In May 2014, Mark Carney, Governor of the Bank of England, wrote an article about the regulation of insurance in which he referred to the Bank’s intention to create a regime for senior insurance managers similar to the senior managers regime which will be imposed on banks sometime next year. This was followed up by a reference in the PRA’s recently published Annual Accounts to the implementation of a senior managers’ regime for insurers.
The senior managers regime
The approved persons regime – the mechanism by which senior individuals within UK financial institutions are held accountable to the FCA/PRA – has been modified by the Financial Services (Banking Reform) Act 2013 (the “Act”). In particular, the concept of a “significant influence function” has been replaced by one of a “senior management function” (“SMF”). The Act applies – at present – only to “relevant authorised persons”. That is, UK institutions that are:
(a) authorised to accept deposits; or
(b) investment firms which have permission to deal in investments as principal (when so dealing is a PRA-regulated activity).
While insurers are currently expressly excluded from the definition of “relevant authorised persons”, recent publications from the Bank of England and the PRA indicate that the senior managers regime will be extended to insurance companies (at some point, although there is no word yet on when). This is the logical next step in the regulators drive to improve individual accountability across senior management in the financial services sector.
The PRA and FCA published on 30 July 2014 a joint consultation paper on implementing the senior managers regime (CP14/14: Strengthening accountability in banking: a new regulatory framework for individuals). Although currently the regime will only apply to those mentioned above, insurers should take note of the following key provisions.

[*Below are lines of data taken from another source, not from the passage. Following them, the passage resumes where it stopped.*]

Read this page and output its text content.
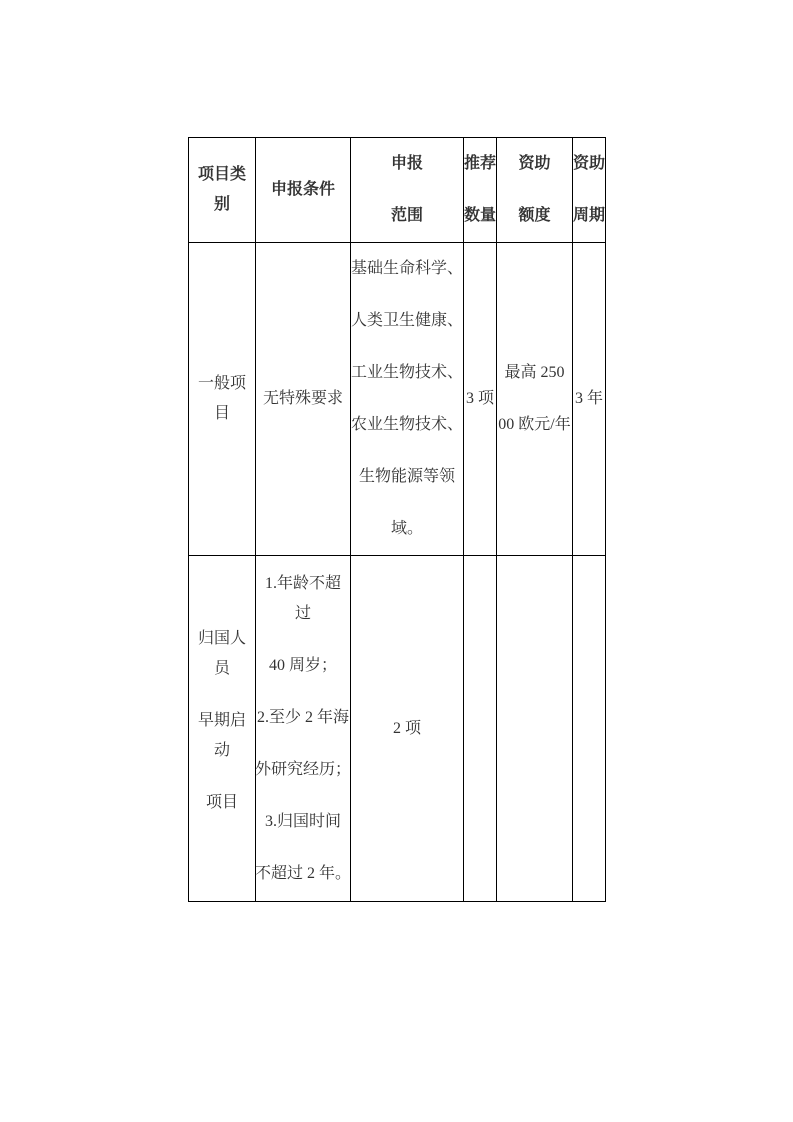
项目类
别
申报条件
申报
范围
推荐
数量
资助
额度
资助
周期
一般项
目
无特殊要求
基础生命科学、
人类卫生健康、
工业生物技术、
农业生物技术、
生物能源等领
域。
3 项
最高 250
00 欧元/年
3 年
归国人
员
早期启
动
项目
1.年龄不超
过
40 周岁；
2.至少 2 年海
外研究经历；
3.归国时间
不超过 2 年。
2 项
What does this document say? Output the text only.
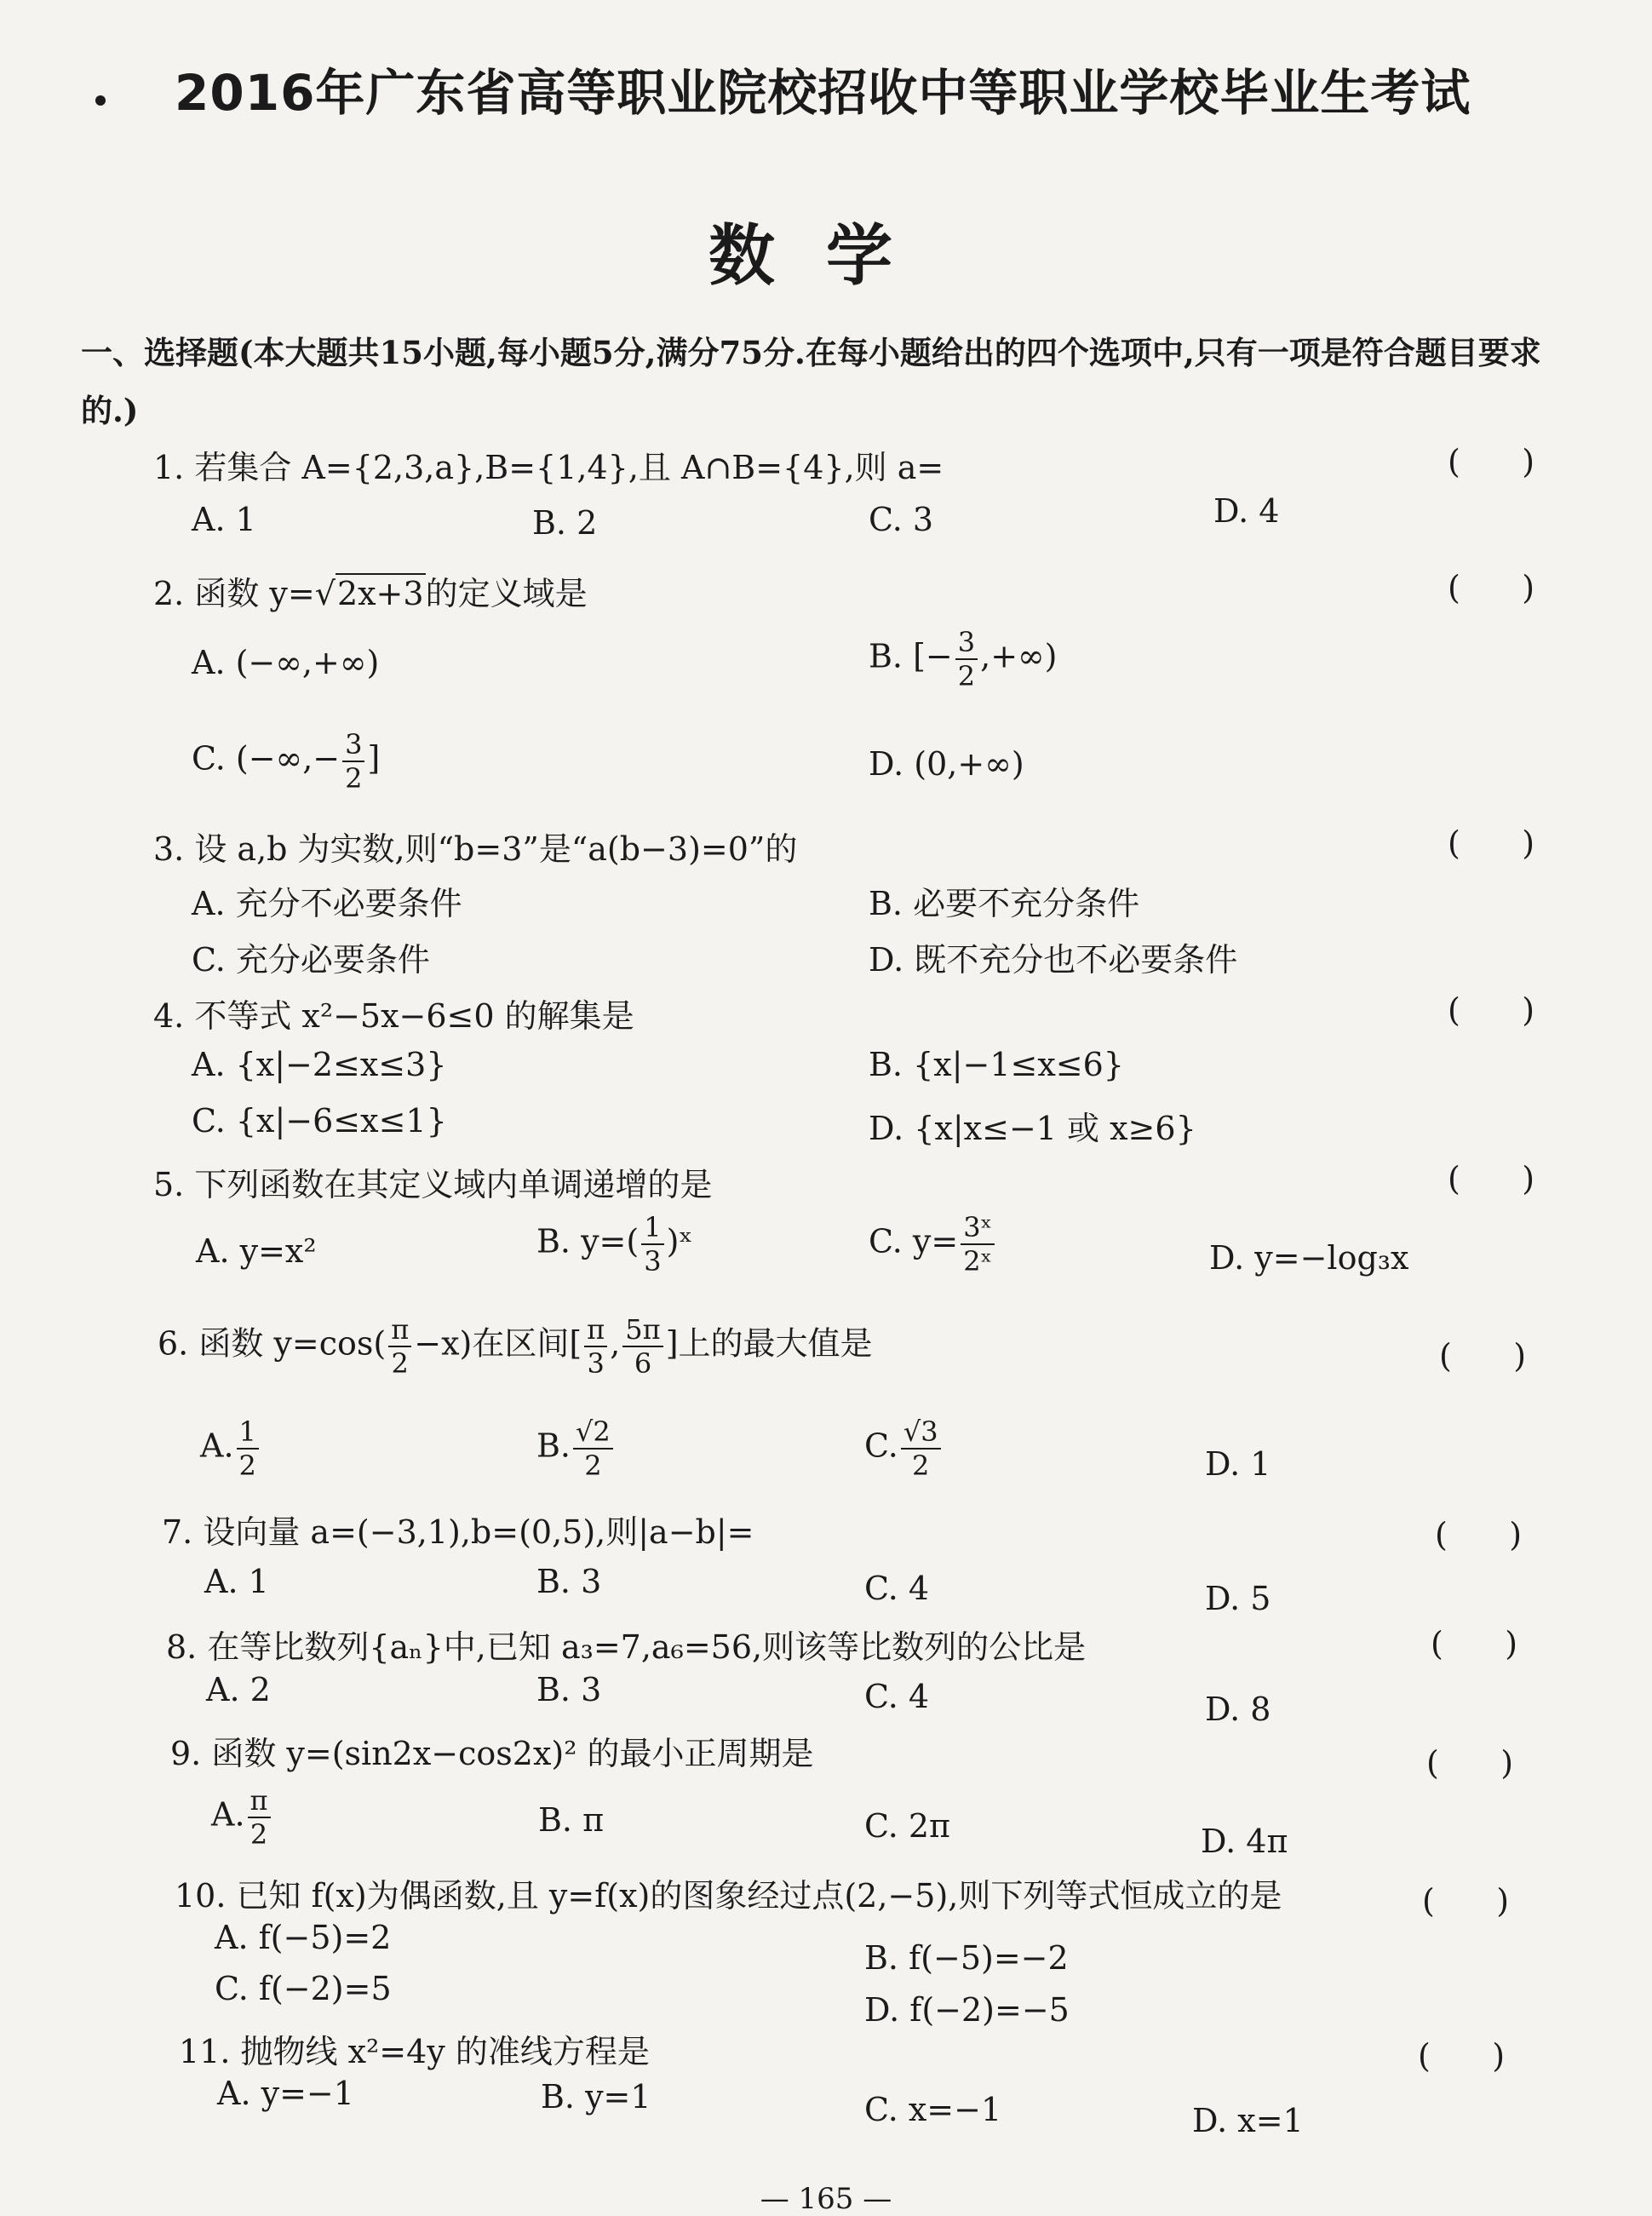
2016年广东省高等职业院校招收中等职业学校毕业生考试
数学
一、选择题(本大题共15小题,每小题5分,满分75分.在每小题给出的四个选项中,只有一项是符合题目要求的.)
1. 若集合 A={2,3,a},B={1,4},且 A∩B={4},则 a=	(      )
A. 1	B. 2	C. 3	D. 4
2. 函数 y=√2x+3的定义域是	(      )
A. (−∞,+∞)	B. [− $\frac{3}{2}$ ,+∞)
C. (−∞,− $\frac{3}{2}$ ]	D. (0,+∞)
3. 设 a,b 为实数,则“b=3”是“a(b−3)=0”的	(      )
A. 充分不必要条件	B. 必要不充分条件
C. 充分必要条件	D. 既不充分也不必要条件
4. 不等式 x²−5x−6≤0 的解集是	(      )
A. {x|−2≤x≤3}	B. {x|−1≤x≤6}
C. {x|−6≤x≤1}	D. {x|x≤−1 或 x≥6}
5. 下列函数在其定义域内单调递增的是	(      )
A. y=x²	B. $y=( \frac{1}{3}$ )ˣ	C. $y= \frac{\text{3ˣ}}{\text{2ˣ}}$	D. y=−log₃x
6. 函数 $y=\cos( \frac{\pi}{2} -x)$在区间[ $\frac{\pi}{3}$ , $\frac{5\pi}{6}$ ]上的最大值是	(      )
A. $\frac{1}{2}$	B. $\frac{√2}{2}$	C. $\frac{√3}{2}$	D. 1
7. 设向量 a=(−3,1),b=(0,5),则|a−b|=	(      )
A. 1	B. 3	C. 4	D. 5
8. 在等比数列{aₙ}中,已知 a₃=7,a₆=56,则该等比数列的公比是	(      )
A. 2	B. 3	C. 4	D. 8
9. 函数 y=(sin2x−cos2x)² 的最小正周期是	(      )
A. $\frac{\pi}{2}$	B. π	C. 2π	D. 4π
10. 已知 f(x)为偶函数,且 y=f(x)的图象经过点(2,−5),则下列等式恒成立的是	(      )
A. f(−5)=2
B. f(−5)=−2
C. f(−2)=5
D. f(−2)=−5
11. 抛物线 x²=4y 的准线方程是	(      )
A. y=−1	B. y=1	C. x=−1	D. x=1
— 165 —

Statements of responsibilities
The flagship reform in the senior managers regime is the introduction of a “statement of responsibilities”. Such a statement – to be included in the application of a person seeking to perform a SMF – will set out the aspects of the relevant firm’s affairs which the applicant will be responsible for managing. The intent is to make it easier to hold to account particular individuals should something go wrong.
Fit and proper persons
The general vetting process remains largely unchanged and involves an assessment of whether the candidate has the necessary qualifications, training and competence required by the rules made by the regulator. However, there is now a fourth limb requiring an assessment of whether the individual has the necessary “personal characteristics” required by the rules. In addition, firms themselves will now need to apply the FCA’s/PRA’s fit and proper person test to candidates prior to the candidate seeking approval.
Certification of other employees
The FCA/PRA will also have the power to specify additional functions for which certification will be required before they can be carried out by an employee (who need not be one of those employees exercising a SMF). So long as the function is a “significant-harm function” (and is not a controlled function), the FCA/PRA can specify that the relevant authorised person will – before issuing a certificate – be required to satisfy itself that the individual is a fit and proper person to perform the function. A “significant-harm function” is a function the performance of which poses a risk of significant harm to the firm or its customers.
Other, more general, changes brought about by the Act’s SMF provisions are:
the introduction of more extensive powers for the on-going monitoring of those exercising SMFs; and the introduction of the ability of the FCA and PRA to set rules regarding the conduct of approved persons in relation to “qualifying functions” (which need not relate to regulated activities).
The Act has redefined the scope of what constitutes “misconduct” for FCA/PRA purposes and introduced the criminal offence of causing a financial institution to fail.
Of the three ways a person can be found guilty of misconduct, the definition that applies specifically to senior managers bites if the firm has breached a (FSMA or EU) “relevant requirement” and the senior manager was responsible for the area in which the breach arose. The senior manager will have a complete defence if he/she can show that he/she took such steps as a person in his/her position “could reasonably be expected to take to avoid the contravention occurring (or continuing)”.
A senior manager will commit the criminal offence of causing a “financial institution” (which has an identical definition to “relevant authorised person”) or a “group institution” to fail if:
he/she takes, agrees to the taking of, or fails to prevent the taking of a decision which causes the “financial institution” (or a group institution) to fail; he/she was aware, at the time of the decision, that the decision could cause the failure of the group institution; and his/her conduct fell, in all the circumstances, “far below what could reasonably be expected of a person” in his/her position.
The maximum sentence is imprisonment for 7 years and/or a fine.
Extension of the senior managers regime to insurance companies
As touched upon above, the Act contains specific provisions excluding insurance companies from the scope of the senior managers regime. The PRA will, therefore, need to have the Act amended in order to extend the regime to insurers. It is likely that such amendment would come in the form of a statutory instrument, taking advantage of a so-called “Henry VIII” clause in the Act (a draft of this secondary legislation would, however, need to be laid before and approved by resolution of both Houses of Parliament).
We will continue to monitor and report on any developments.